The scariest change in optimizing is the “why don’t you just use the -O3 flag?” response that less experienced programmers give. I find this scary because it is an indication that compilers have become some type of magic tool to some people. Compiler optimization switches simply tell the compiler to take extra time to produce more efficient machine code. When you consider how lousy the code compilers produced use to be, this is very impressive. In the “old” days, your average assembly language programmer could write better code than the best compiler could produce. Now you need to be a really good assembly language programmer to produce better code making writing assembly language a mostly obsolete skill. Knowing how the machine works, however, will always be important so I do believe that all real programmers should know some assembly language even if they never use it.

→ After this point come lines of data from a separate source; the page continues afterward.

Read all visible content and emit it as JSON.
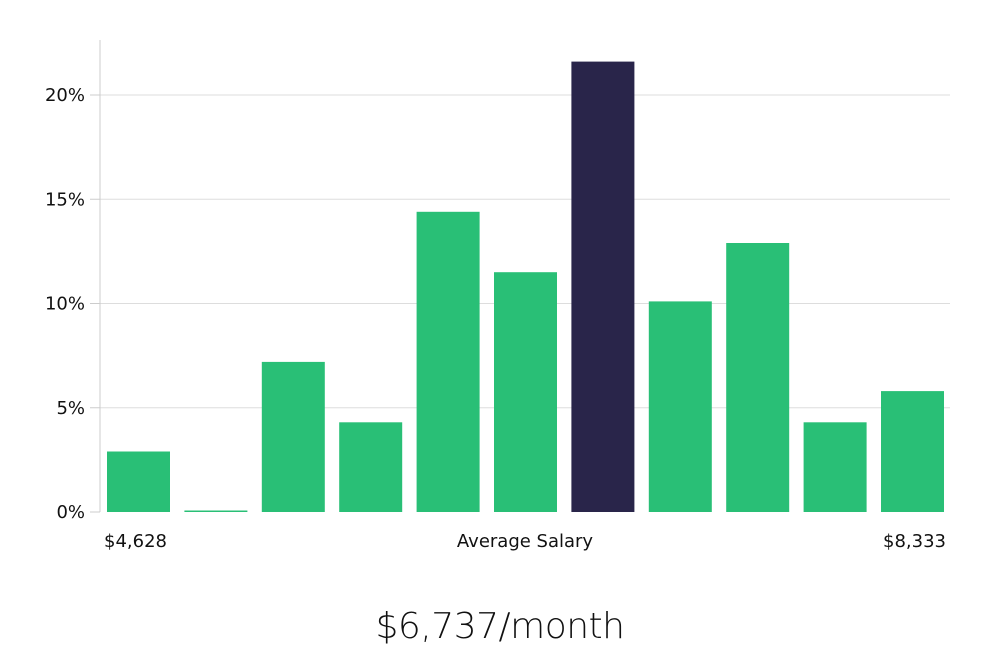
{
  "chart_data": {
    "type": "bar",
    "title": "",
    "xlabel": "Average Salary",
    "ylabel": "",
    "x_range_labels": {
      "min": "$4,628",
      "max": "$8,333"
    },
    "values": [
      2.9,
      0.05,
      7.2,
      4.3,
      14.4,
      11.5,
      21.6,
      10.1,
      12.9,
      4.3,
      5.8
    ],
    "highlight_index": 6,
    "ylim": [
      0,
      22.5
    ],
    "yticks": [
      0,
      5,
      10,
      15,
      20
    ],
    "ytick_labels": [
      "0%",
      "5%",
      "10%",
      "15%",
      "20%"
    ],
    "grid": true,
    "colors": {
      "bar": "#29bf76",
      "highlight": "#29254a",
      "grid": "#dddddd",
      "axis": "#cccccc"
    }
  },
  "summary": {
    "salary_text": "$6,737/month"
  }
}
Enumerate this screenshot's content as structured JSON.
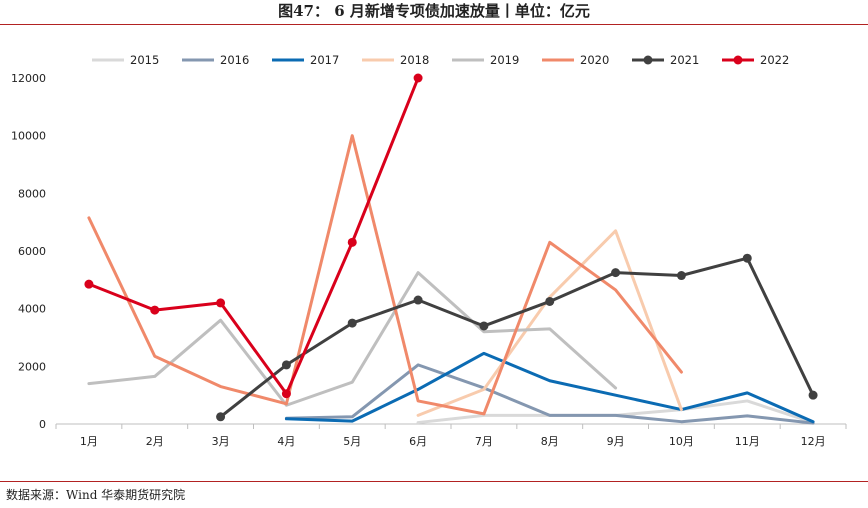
{
  "title": "图47： 6 月新增专项债加速放量丨单位：亿元",
  "source": "数据来源：Wind  华泰期货研究院",
  "chart_data": {
    "type": "line",
    "categories": [
      "1月",
      "2月",
      "3月",
      "4月",
      "5月",
      "6月",
      "7月",
      "8月",
      "9月",
      "10月",
      "11月",
      "12月"
    ],
    "ylim": [
      0,
      12000
    ],
    "yticks": [
      "0",
      "2000",
      "4000",
      "6000",
      "8000",
      "10000",
      "12000"
    ],
    "legend_position": "top",
    "grid": false,
    "series": [
      {
        "name": "2015",
        "color": "#d9d9d9",
        "markers": false,
        "values": [
          null,
          null,
          null,
          null,
          null,
          50,
          300,
          300,
          300,
          500,
          800,
          50
        ]
      },
      {
        "name": "2016",
        "color": "#8497b0",
        "markers": false,
        "values": [
          null,
          null,
          null,
          200,
          250,
          2050,
          1250,
          300,
          300,
          80,
          280,
          30
        ]
      },
      {
        "name": "2017",
        "color": "#0b6bb3",
        "markers": false,
        "values": [
          null,
          null,
          null,
          180,
          100,
          1200,
          2450,
          1500,
          1000,
          500,
          1080,
          80
        ]
      },
      {
        "name": "2018",
        "color": "#f8cbad",
        "markers": false,
        "values": [
          null,
          null,
          null,
          null,
          null,
          300,
          1200,
          4400,
          6700,
          500,
          null,
          null
        ]
      },
      {
        "name": "2019",
        "color": "#bfbfbf",
        "markers": false,
        "values": [
          1400,
          1650,
          3600,
          650,
          1450,
          5250,
          3200,
          3300,
          1250,
          null,
          null,
          null
        ]
      },
      {
        "name": "2020",
        "color": "#f0896a",
        "markers": false,
        "values": [
          7150,
          2350,
          1300,
          700,
          10000,
          800,
          350,
          6300,
          4650,
          1800,
          null,
          null
        ]
      },
      {
        "name": "2021",
        "color": "#404040",
        "markers": true,
        "values": [
          null,
          null,
          250,
          2050,
          3500,
          4300,
          3400,
          4250,
          5250,
          5150,
          5750,
          1000
        ]
      },
      {
        "name": "2022",
        "color": "#d9001b",
        "markers": true,
        "values": [
          4850,
          3950,
          4200,
          1050,
          6300,
          12000,
          null,
          null,
          null,
          null,
          null,
          null
        ]
      }
    ]
  }
}
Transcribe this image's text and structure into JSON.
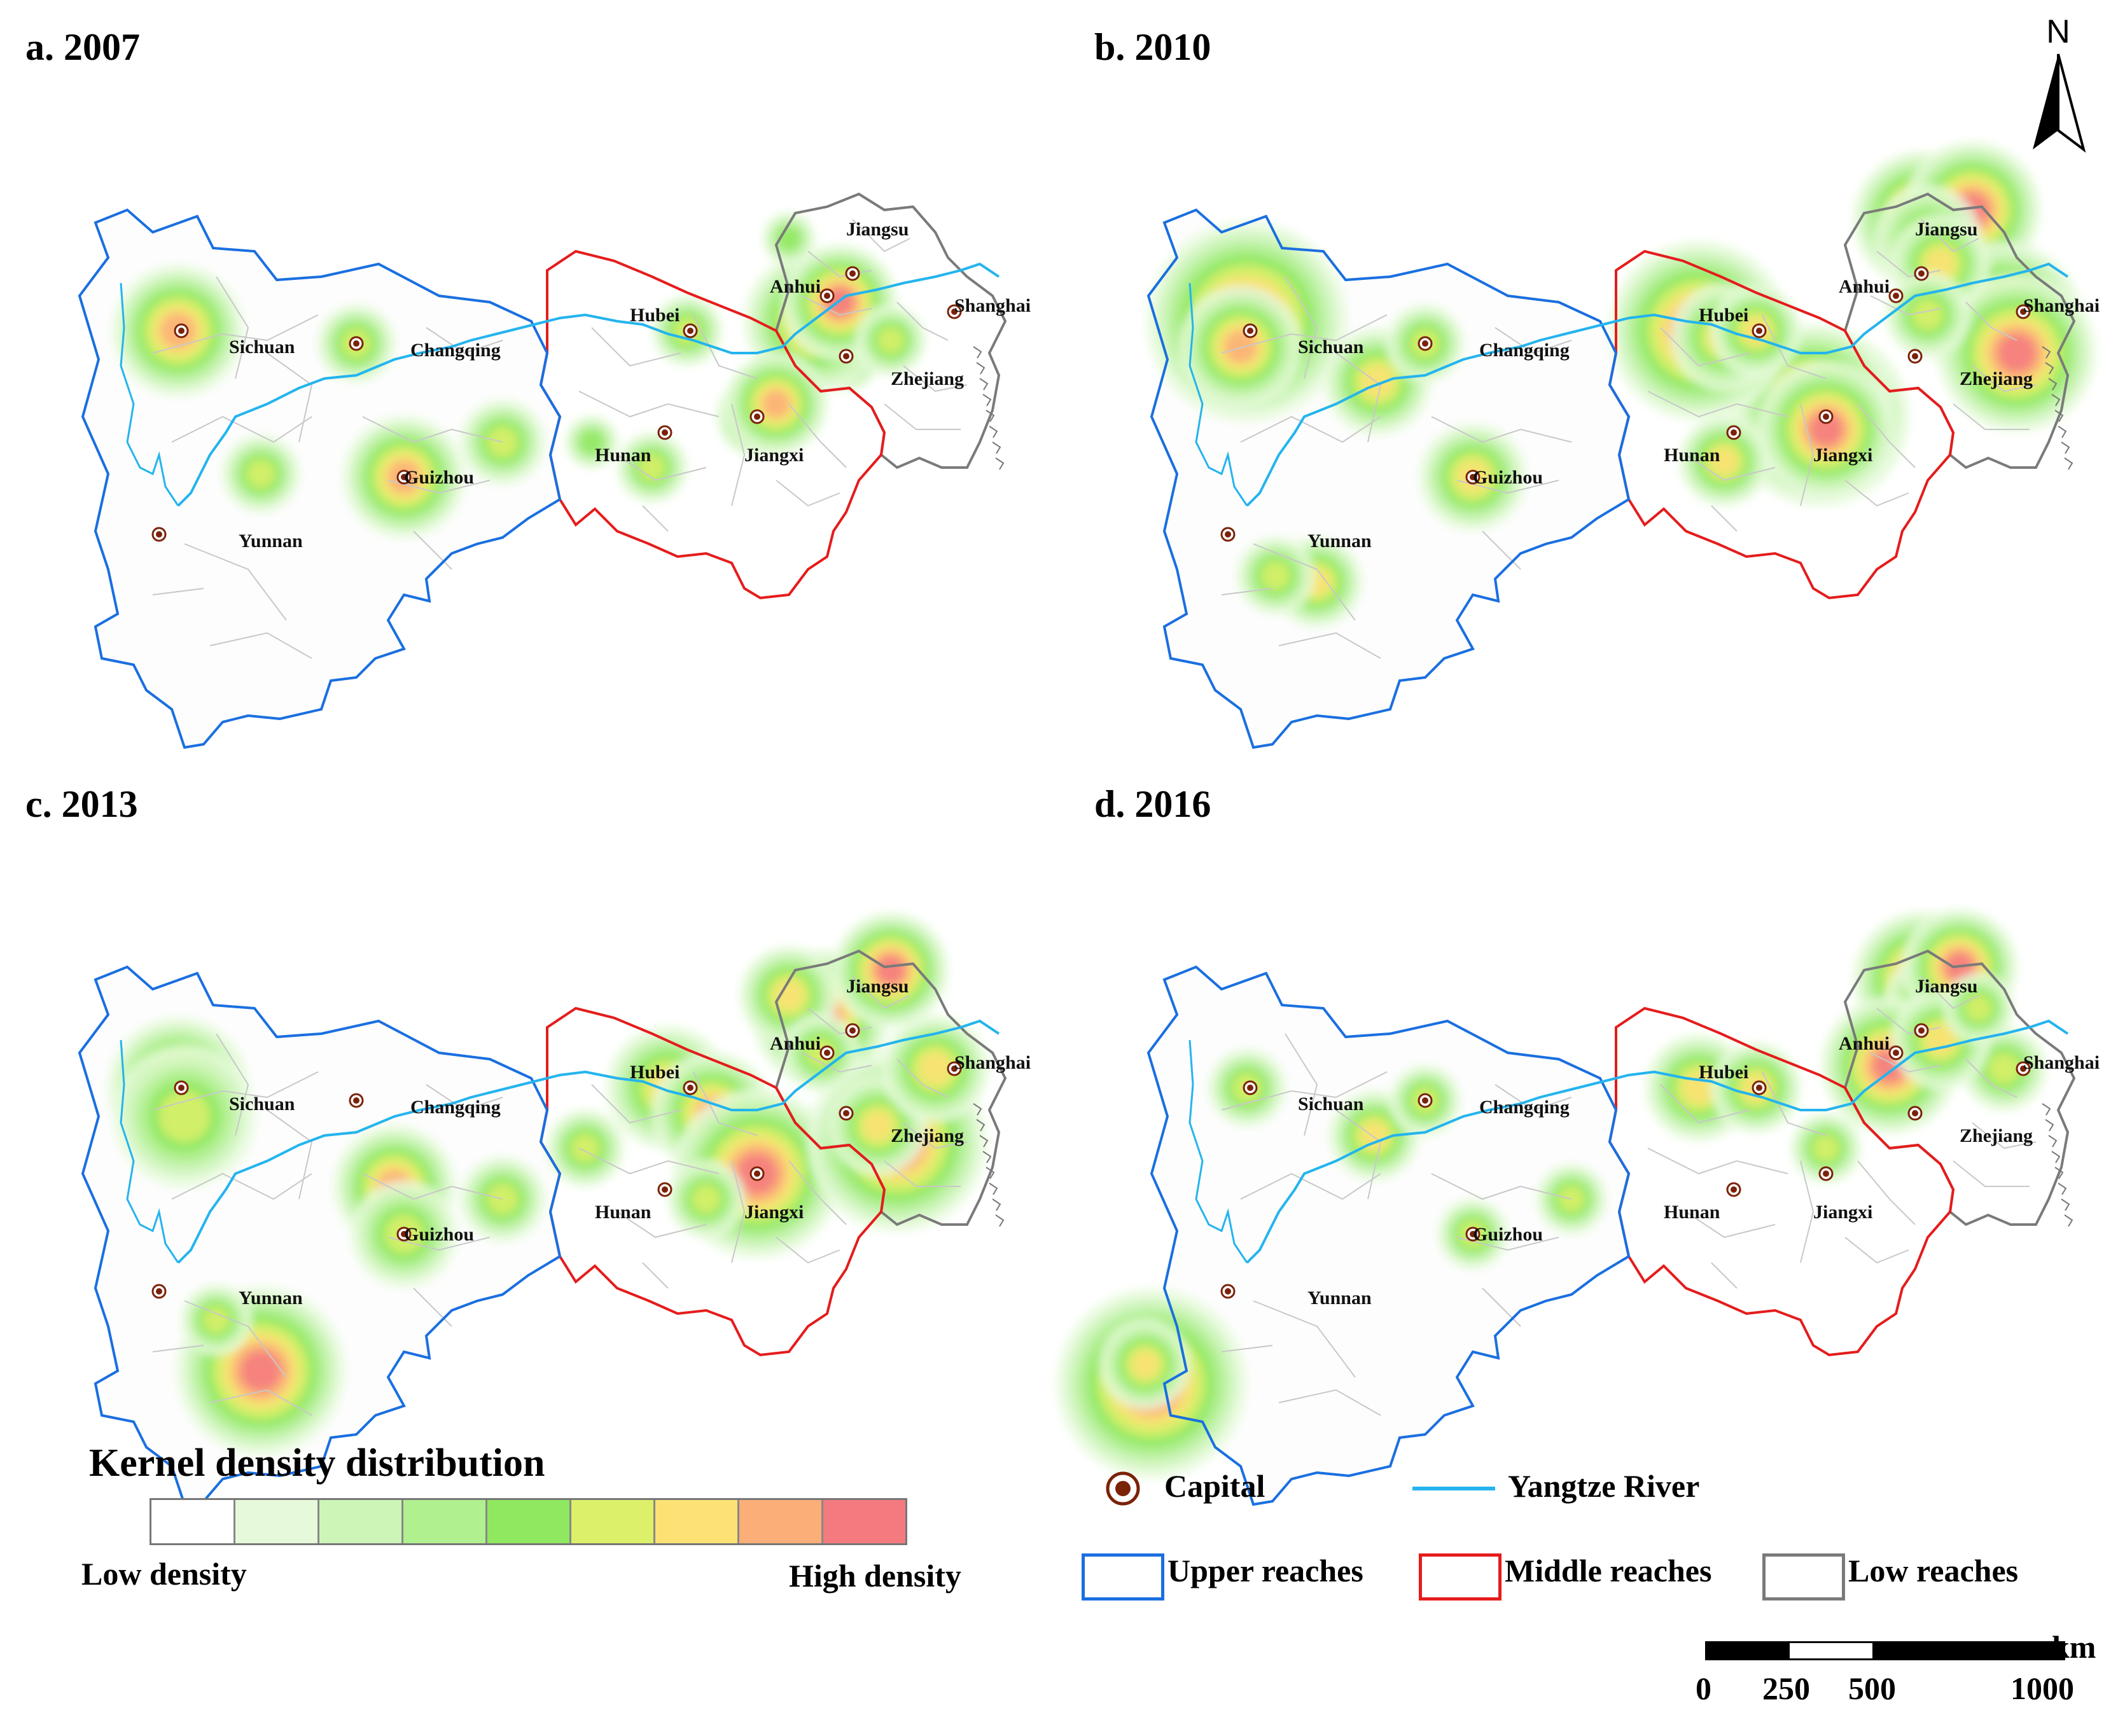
{
  "panels": [
    {
      "title": "a. 2007"
    },
    {
      "title": "b. 2010"
    },
    {
      "title": "c. 2013"
    },
    {
      "title": "d. 2016"
    }
  ],
  "provinces": {
    "sichuan": "Sichuan",
    "chongqing": "Changqing",
    "guizhou": "Guizhou",
    "yunnan": "Yunnan",
    "hubei": "Hubei",
    "hunan": "Hunan",
    "jiangxi": "Jiangxi",
    "anhui": "Anhui",
    "jiangsu": "Jiangsu",
    "shanghai": "Shanghai",
    "zhejiang": "Zhejiang"
  },
  "north_arrow": {
    "letter": "N"
  },
  "legend": {
    "kernel_title": "Kernel density distribution",
    "low": "Low density",
    "high": "High density",
    "ramp_colors": [
      "#ffffff",
      "#e6fadb",
      "#cdf5b8",
      "#b0f08e",
      "#8fe860",
      "#dcf06a",
      "#fde174",
      "#fbae78",
      "#f47a7f"
    ],
    "capital": "Capital",
    "river": "Yangtze River",
    "upper": "Upper reaches",
    "middle": "Middle reaches",
    "lower": "Low reaches",
    "colors": {
      "upper": "#1a6fe0",
      "middle": "#e51c1c",
      "lower": "#7a7a7a",
      "river": "#24b4ee",
      "capital": "#7a2208"
    }
  },
  "scale_bar": {
    "unit": "km",
    "ticks": [
      "0",
      "250",
      "500",
      "1000"
    ]
  }
}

It use to be possible to write faster code by employing techniques such as code re-ordering and loop unrolling. This is now done by the compiler when optimization is enabled. As code re-ordering and loop unrolling resulted in ugly and hard to understand code this is an improvement that I actually like.
The biggest change that has happened, and will probably continue to happen, is shifting bottlenecks. When I started programming, floating point was something you used as a last resort as is was so much slower than using integers. Integer techniques such as Fixed point math were used as despite the extra instructions and complexity they were still faster than floating point math. Now floating point is just as fast as integer math, and in certain cases may be faster.
Today’s biggest bottleneck is probably memory. We are now at a point in time where RAM access speeds are significantly slower than the speed that the processor is running at. I have heard it claimed that a cache miss will result in over a hundred cycle delay. This means that techniques such as lookup tables may be a lot slower than you would expect. In a few years this will probably change as technological solutions to the RAM bottleneck are discovered. At which point a new bottleneck will appear causing optimizers to have to change their techniques yet again.
Ultimately the best form of optimization is the same as it always has been. Simply to understand the problem enough that you can develop a better algorithm for solving it. This often requires thinking outside of the box which is something a compiler simply can’t do. When compilers get to the point that they are able to do this for the programmer, we should be very worried as the robot overlords will be soon to follow.